Abstract

Social media networks have become an important tool for sharing information in political discourse. One of the most influential social media networks is Twitter, which boasts a simple platform and a community of over 300 million monthly active users. Previous studies examining opinion diffusion have not accounted for the observation that some users may invert the content of a message before disseminating it, propagating a contrasting view relative to the original author. Using politically-oriented discourse relating to Israel, we showed that this “Inverted Opinion” phenomenon is highly common. From a corpus of approximately 716,000 Tweets related to Israel, we identified 6,174 Source-Quote pairs. In 41% of these pairs, the sentiment polarity of the Quote text toward Israel differed from that of the Source text.
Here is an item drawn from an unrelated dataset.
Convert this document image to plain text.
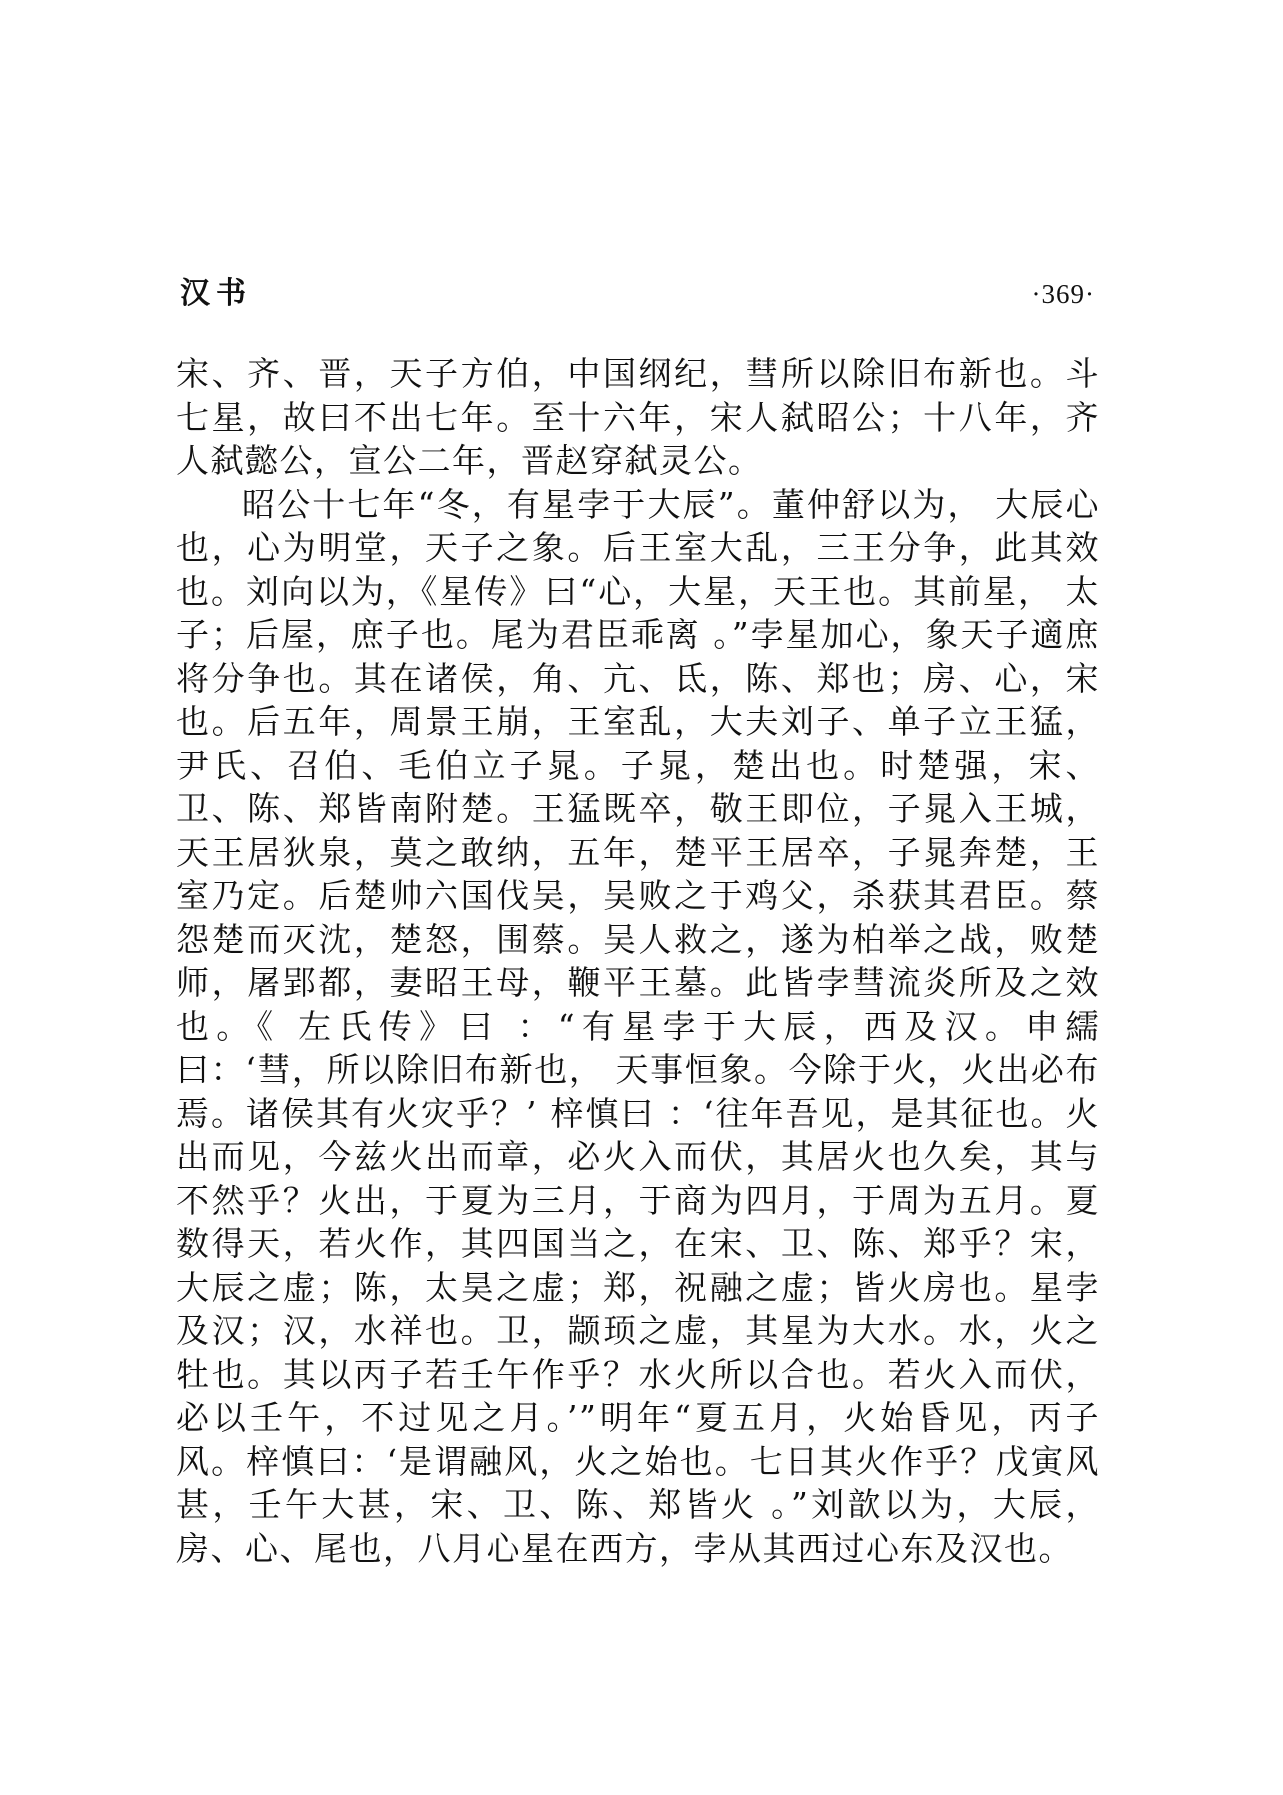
汉书	·369·

宋、齐、晋，天子方伯，中国纲纪，彗所以除旧布新也。斗七星，故曰不出七年。至十六年，宋人弑昭公；十八年，齐人弑懿公，宣公二年，晋赵穿弑灵公。

昭公十七年“冬，有星孛于大辰”。董仲舒以为， 大辰心也，心为明堂，天子之象。后王室大乱，三王分争，此其效也。刘向以为，《星传》曰“心，大星，天王也。其前星， 太子；后屋，庶子也。尾为君臣乖离 。”孛星加心，象天子適庶将分争也。其在诸侯，角、亢、氐，陈、郑也；房、心，宋也。后五年，周景王崩，王室乱，大夫刘子、单子立王猛，尹氏、召伯、毛伯立子晁。子晁，楚出也。时楚强，宋、卫、陈、郑皆南附楚。王猛既卒，敬王即位，子晁入王城，天王居狄泉，莫之敢纳，五年，楚平王居卒，子晁奔楚，王室乃定。后楚帅六国伐吴，吴败之于鸡父，杀获其君臣。蔡怨楚而灭沈，楚怒，围蔡。吴人救之，遂为柏举之战，败楚师，屠郢都，妻昭王母，鞭平王墓。此皆孛彗流炎所及之效也。《 左氏传》曰 ：“有星孛于大辰，西及汉。申繻曰：‘彗，所以除旧布新也， 天事恒象。今除于火，火出必布焉。诸侯其有火灾乎？’ 梓慎曰 ：‘往年吾见，是其征也。火出而见，今兹火出而章，必火入而伏，其居火也久矣，其与不然乎？火出，于夏为三月，于商为四月，于周为五月。夏数得天，若火作，其四国当之，在宋、卫、陈、郑乎？宋，大辰之虚；陈，太昊之虚；郑，祝融之虚；皆火房也。星孛及汉；汉，水祥也。卫，颛顼之虚，其星为大水。水，火之牡也。其以丙子若壬午作乎？水火所以合也。若火入而伏，必以壬午，不过见之月。’”明年“夏五月，火始昏见，丙子风。梓慎曰：‘是谓融风，火之始也。七日其火作乎？戊寅风甚，壬午大甚，宋、卫、陈、郑皆火 。”刘歆以为，大辰，房、心、尾也，八月心星在西方，孛从其西过心东及汉也。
Using a Random Forest model based on the Natural Language Processing features of the Source text and on user attributes, we could predict whether a Source will undergo Opinion Inversion (OI) upon retweet with an ROC-AUC of 0.83. Roughly 80% of the factors that explain OI are associated with the Source’s sentiment toward Israel. Although content with a strong positive sentiment was found to be the most viral, it is also the most likely to be inverted. Thus, it might be better to create messages expressing weaker sentiment. Our work demonstrates the importance of explicitly accounting for OI in the diffusion of political discourse.